Выбрать главу

В 2007 году мама потеряла на море обручальное кольцо, и я отдала ей свое золотое колечко. Мы «обручились», и она сказала: «Я твоя удочеренная мать». В этой шутке была доля истины. Мама-поэт была и остается для меня недостижимой величиной, а мама по жизни – маленькой беззащитной девочкой. Поэтому и разлуку она переживала столь болезненно, как потерю части себя, как ампутацию.

Мама мечтала, что когда-то мы будем жить вместе и читать вслух наши письма. Мечте не суждено было осуществиться по той простой причине, что мои письма мама сдала в РГАЛИ. Свои письма, уже в электронном виде, она перечитала за год до кончины.

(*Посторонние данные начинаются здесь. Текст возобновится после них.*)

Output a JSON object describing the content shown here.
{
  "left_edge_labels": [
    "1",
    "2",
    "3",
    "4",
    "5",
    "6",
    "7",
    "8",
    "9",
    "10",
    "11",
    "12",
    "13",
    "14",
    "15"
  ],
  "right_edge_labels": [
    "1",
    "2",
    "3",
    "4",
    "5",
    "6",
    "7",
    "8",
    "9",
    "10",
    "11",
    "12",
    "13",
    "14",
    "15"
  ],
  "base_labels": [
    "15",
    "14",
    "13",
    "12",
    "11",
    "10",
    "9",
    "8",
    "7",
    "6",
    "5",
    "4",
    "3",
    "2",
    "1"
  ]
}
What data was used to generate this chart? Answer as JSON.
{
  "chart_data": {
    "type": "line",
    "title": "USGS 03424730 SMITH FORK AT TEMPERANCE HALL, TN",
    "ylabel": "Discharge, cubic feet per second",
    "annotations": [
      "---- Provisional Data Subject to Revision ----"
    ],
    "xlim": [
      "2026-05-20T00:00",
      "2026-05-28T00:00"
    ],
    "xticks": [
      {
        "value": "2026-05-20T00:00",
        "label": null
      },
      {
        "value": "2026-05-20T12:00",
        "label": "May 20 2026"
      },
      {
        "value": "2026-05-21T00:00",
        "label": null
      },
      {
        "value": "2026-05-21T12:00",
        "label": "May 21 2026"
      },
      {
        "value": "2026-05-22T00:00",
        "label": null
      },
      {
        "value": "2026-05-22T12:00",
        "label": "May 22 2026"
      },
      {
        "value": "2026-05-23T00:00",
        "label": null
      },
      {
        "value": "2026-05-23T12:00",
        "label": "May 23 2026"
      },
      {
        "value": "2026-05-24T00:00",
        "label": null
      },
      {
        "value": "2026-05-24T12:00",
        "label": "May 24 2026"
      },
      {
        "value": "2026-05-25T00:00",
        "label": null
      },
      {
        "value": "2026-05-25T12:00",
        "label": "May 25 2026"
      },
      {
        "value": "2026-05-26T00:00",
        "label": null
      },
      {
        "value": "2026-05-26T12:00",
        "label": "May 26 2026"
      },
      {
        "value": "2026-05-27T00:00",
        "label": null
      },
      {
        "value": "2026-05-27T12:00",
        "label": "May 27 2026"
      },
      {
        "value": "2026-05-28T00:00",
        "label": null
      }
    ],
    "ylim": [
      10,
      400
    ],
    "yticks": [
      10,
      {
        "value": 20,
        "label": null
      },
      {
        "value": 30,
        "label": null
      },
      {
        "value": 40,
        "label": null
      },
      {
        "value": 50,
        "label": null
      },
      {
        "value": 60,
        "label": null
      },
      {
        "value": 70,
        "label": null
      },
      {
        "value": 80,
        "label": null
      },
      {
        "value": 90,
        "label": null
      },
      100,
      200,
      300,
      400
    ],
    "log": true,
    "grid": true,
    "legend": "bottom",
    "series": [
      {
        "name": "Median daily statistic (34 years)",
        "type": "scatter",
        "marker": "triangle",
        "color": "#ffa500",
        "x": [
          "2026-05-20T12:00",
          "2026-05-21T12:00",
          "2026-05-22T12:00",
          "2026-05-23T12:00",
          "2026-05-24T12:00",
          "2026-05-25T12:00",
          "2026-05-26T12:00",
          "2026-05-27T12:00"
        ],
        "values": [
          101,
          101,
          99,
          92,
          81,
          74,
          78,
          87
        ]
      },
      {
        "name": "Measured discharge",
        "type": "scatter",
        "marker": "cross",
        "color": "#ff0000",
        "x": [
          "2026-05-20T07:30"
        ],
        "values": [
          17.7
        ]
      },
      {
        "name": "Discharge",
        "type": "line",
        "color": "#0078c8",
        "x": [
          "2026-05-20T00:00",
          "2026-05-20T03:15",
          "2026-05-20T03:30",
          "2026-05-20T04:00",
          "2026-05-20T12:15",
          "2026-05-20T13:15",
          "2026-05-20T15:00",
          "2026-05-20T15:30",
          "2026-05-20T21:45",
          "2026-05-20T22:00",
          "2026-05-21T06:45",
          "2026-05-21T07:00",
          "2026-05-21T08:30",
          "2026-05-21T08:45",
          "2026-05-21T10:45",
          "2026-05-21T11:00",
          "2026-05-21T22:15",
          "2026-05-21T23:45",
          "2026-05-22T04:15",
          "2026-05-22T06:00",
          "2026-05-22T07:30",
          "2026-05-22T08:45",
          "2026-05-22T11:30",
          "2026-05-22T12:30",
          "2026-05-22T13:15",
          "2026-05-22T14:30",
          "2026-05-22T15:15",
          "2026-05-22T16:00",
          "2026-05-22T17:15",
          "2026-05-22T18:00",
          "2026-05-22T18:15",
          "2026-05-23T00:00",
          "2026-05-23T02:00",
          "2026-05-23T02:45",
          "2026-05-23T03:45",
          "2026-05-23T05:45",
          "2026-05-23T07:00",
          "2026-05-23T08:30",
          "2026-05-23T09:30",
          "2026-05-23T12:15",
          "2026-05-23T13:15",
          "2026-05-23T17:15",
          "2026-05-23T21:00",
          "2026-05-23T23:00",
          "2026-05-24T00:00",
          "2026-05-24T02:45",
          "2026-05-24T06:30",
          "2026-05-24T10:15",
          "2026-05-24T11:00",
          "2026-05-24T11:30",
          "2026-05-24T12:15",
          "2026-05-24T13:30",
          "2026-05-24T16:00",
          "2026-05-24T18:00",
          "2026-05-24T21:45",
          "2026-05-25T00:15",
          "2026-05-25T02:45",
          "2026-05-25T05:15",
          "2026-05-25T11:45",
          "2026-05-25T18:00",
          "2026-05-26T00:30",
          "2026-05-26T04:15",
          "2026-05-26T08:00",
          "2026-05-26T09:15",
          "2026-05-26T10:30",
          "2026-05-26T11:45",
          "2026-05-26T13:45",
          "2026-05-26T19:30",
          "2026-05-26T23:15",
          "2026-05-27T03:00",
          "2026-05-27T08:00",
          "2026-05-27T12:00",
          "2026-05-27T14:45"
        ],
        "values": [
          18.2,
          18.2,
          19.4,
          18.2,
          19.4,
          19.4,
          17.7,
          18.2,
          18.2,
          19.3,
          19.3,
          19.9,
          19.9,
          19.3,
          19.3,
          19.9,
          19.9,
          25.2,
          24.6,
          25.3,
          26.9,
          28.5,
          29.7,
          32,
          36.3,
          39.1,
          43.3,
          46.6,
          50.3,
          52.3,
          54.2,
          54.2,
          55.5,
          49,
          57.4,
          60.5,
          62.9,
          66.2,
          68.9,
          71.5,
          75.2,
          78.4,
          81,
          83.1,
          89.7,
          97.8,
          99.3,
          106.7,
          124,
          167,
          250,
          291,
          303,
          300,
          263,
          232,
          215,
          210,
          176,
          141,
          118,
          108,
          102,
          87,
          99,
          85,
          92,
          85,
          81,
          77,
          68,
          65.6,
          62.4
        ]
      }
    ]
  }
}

Копии своих писем я получила в архиве после маминой смерти. Читая их спустя много лет в одиночестве отстранения, я поняла, насколько многоярусной была наша связь: мать – дочь, великий поэт – нерадивый писатель, интроверт – экстраверт, глубина – широта, усидчивость – неугомонность и т. д. При этом невероятная близость, часто ранящая нас обеих. Чувство вины, раздиравшее маму всю жизнь, привносило в наши отношения «миндальную горечь». Я словно бы нарочно писала ей обо всех своих успехах, касающихся работы, а не литературы. А мама была из тех, кто «собственное слово любит больше собственных детей», и ей хотелось, чтобы и я не распылялась по проектам и исследованиям, чтобы не варила обеды на всех в дом приходящих, чтобы жила как писатель. Мама ни на что не умела смотреть чужими глазами, только своими, только сквозь собственную призму. И она не могла себе представить, что меня на самом деле не интересует вопрос, кто я.

Помню, как в метропольские времена я пыталась вытащить одного мальчика-сироту из интерната для умственно отсталых, мама на мой рассказ отреагировала примерно так: «Конечно, мальчик куда важней нашей литературной возни». Больше я ей о нем не рассказывала. Понятно, все умрут, литература останется. Но останется ли она в ней? Этот вопрос не давал ей покоя. Нас волновали разные вещи. Мама считала, что у меня комплекс непризнанного писателя, и очень за меня переживала, считая несправедливым такое суждение света, в котором сияла ее слава в последние годы.

Будучи самыми близкими людьми, мы двигались по одной и той же орбите, но в разных траекториях: мама – в центростремительной, я – в центробежной.

Читая Рильке – «Записки Мальте Лауридса Бригге», мама пишет мне: «Детство свое надо завершать, иначе от него останутся одни страхи и оно не способно переходить в будущее. Детство свое надо завершать – это его слова, остальное прочитывается. Даже любовь надо завершать, – это уже я говорю, – если любовь прерывается насильственно, от нее на всю жизнь остается незаживающая ранка».

Как завершить детство? Как завершить любовь?

* * *

В эту книгу, охватывающую переписку с 1990 по 2000 год, включена лишь треть писем. Это объясняется требованием к формату издания. Пытаясь смотреть на тексты своими и мамиными глазами, я сделала сокращения и внутри самих писем. В основном они касаются лечения, пересылки необходимых лекарств, обсуждения материальных проблем, которые остро стояли перед всеми в период дефолта; также убраны повторы или краткие изложения писем, которые по какой-то причине не достигли адресата. Убраны почти все письма, где говорится об отношениях с моим отцом, где даны нелицеприятные характеристики, касающиеся людей из близкого окружения, а также подробнейшие разборы моих прозаических произведений. Ну и окончания писем с миллионами поцелуев, знаками бесконечности и объятиями. Последнее приятно, но привело бы к бесконечным повторам.

Также в книгу не включены письма Семена Израилевича, написанные на оборотной стороне маминых, письма мамы к внукам Феде и Мане и моему мужу Сереже.

Мама писала свитки в 8 метров длиной – с обеих сторон, – в те годы в факс-машину заправлялись рулоны, и мама, узнав, скажем, что кто-то поедет в Израиль через месяц, писала весь месяц. Иногда письма запаздывали на несколько месяцев, иногда она отправляла короткие по почте или еще с кем-то вдруг, – так что расстановка наших писем по датам все равно не дает ощущения диалога, мол, спрашивайте – отвечаем.